Finnish stand up comedian (born 1981)

Ali Jahangiri (علی جهانگیری; born 6 June 1981 in Tehran, Iran) is an Iranian-born Finnish stand up comedian and media presenter. He often makes jokes about the prejudice the Finns feel towards immigrants.

== Life and career ==
In spring 2012 and spring 2013 Jahangiri hosted the reality show Viidakon tähtöset on Sub. He also hosted the radio show Ali ja Husu on the station Yle Puhe from January 2013 to 2016 together with Abdirahim Hussein. In summertime from 2013 to 2016 Jahangiri had his own talk show Ali Show on Yle Puhe. The last episode of Ali ja Husu was heard on Yle Puhe on 2 June 2016. In autumn 2016 the slot was taken by a new program hosted by multi-cultural women, with Jahangiri as the producer.

Jahangiri graduated as master of managerial economics from the Aalto University in 2012. He started stand up comedy in 2004. Aside from being a stand up comedian and a presenter, Jahangiri has worked as a project manager at the consulting company Trainers' House. He also has a smoothie stand at the Jumbo shopping centre in Vantaa together with his father, where they use fruit from grocery stores that would otherwise go to waste.

Jahangiri came to Finland together with his family as refugees in 1991. His father had worked in Iran as an electrician and his mother as a nurse. Jahangiri also has a younger brother Efi, who is a physician and also does stand up comedy.

In spring 2017 Jahangiri competed on the tenth season of the Tanssii tähtien kanssa show.
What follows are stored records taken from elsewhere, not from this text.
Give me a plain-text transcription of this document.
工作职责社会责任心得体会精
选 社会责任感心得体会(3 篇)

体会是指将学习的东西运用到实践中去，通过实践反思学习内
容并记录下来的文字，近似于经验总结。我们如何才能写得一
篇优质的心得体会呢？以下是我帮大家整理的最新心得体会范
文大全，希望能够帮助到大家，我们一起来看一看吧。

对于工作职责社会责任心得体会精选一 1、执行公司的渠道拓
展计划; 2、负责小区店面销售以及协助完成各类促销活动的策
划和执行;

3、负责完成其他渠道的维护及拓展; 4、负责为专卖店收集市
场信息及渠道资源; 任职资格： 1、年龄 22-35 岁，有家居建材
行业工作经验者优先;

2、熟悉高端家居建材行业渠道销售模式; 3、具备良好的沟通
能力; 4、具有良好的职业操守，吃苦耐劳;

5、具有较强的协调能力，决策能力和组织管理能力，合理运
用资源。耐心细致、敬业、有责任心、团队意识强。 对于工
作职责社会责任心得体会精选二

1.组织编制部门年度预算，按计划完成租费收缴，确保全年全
He ranked third together with his dance partner Saana Akiola.

On 1 October 2018 the first episode of the English-language podcast How Bad Was That with Ali & James was published, with Jahangiri and stand up comedian James Lórien MacDonald expressing humorous opinions about current matters.

In September 2021 Jahangiri announced he would start work as an entrepreneur at his own Kesko grocery store.